As I have said, his action during his trial was confusing to us all, as he seemed wholly uninterested in the murder and in his own fate. After the confession of the man who had fired the shot he seemed to feel no resentment toward him either. There was something he wanted, having nothing to do with what had happened.

There he had been, you see, before he found the woman, wandering about in the world, digging himself deeper and deeper into the deep wells he talked about in his poetry, building the wall between himself and all us others constantly higher and higher.

He knew what he was doing, but he could not stop. That's what he kept talking about, pleading with people about.

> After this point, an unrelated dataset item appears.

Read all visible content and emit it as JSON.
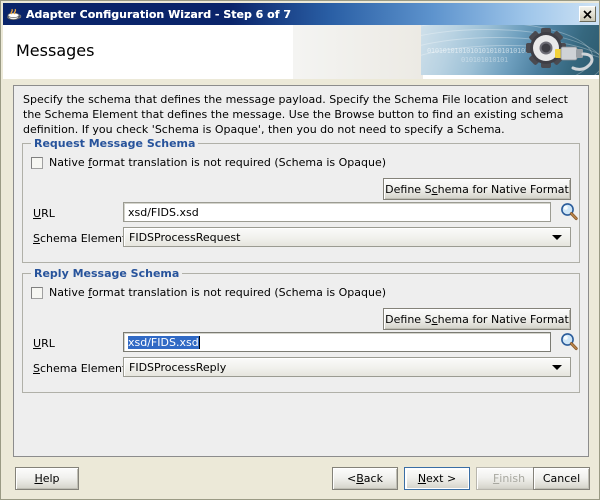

The man had come up out of the sea of doubt, had grasped for a time the hand of the woman, and with her hand in his had floated for a time upon the surface of life, but now he felt himself again sinking down into the sea.

His talking and talking, stopping people in the street and talking, going into people's houses and talking, was I presume but an effort he was always afterwards making not to sink back for ever into the sea; it was the struggle of a drowning man I dare say.

At any rate I have told you the man's story, have been compelled to try to tell you his story. There was a kind of power in him, and the power has been exerted over me as it was exerted over the woman from Kansas and the unknown hunchback girl kneeling on the floor in the dust and peering through a keyhole.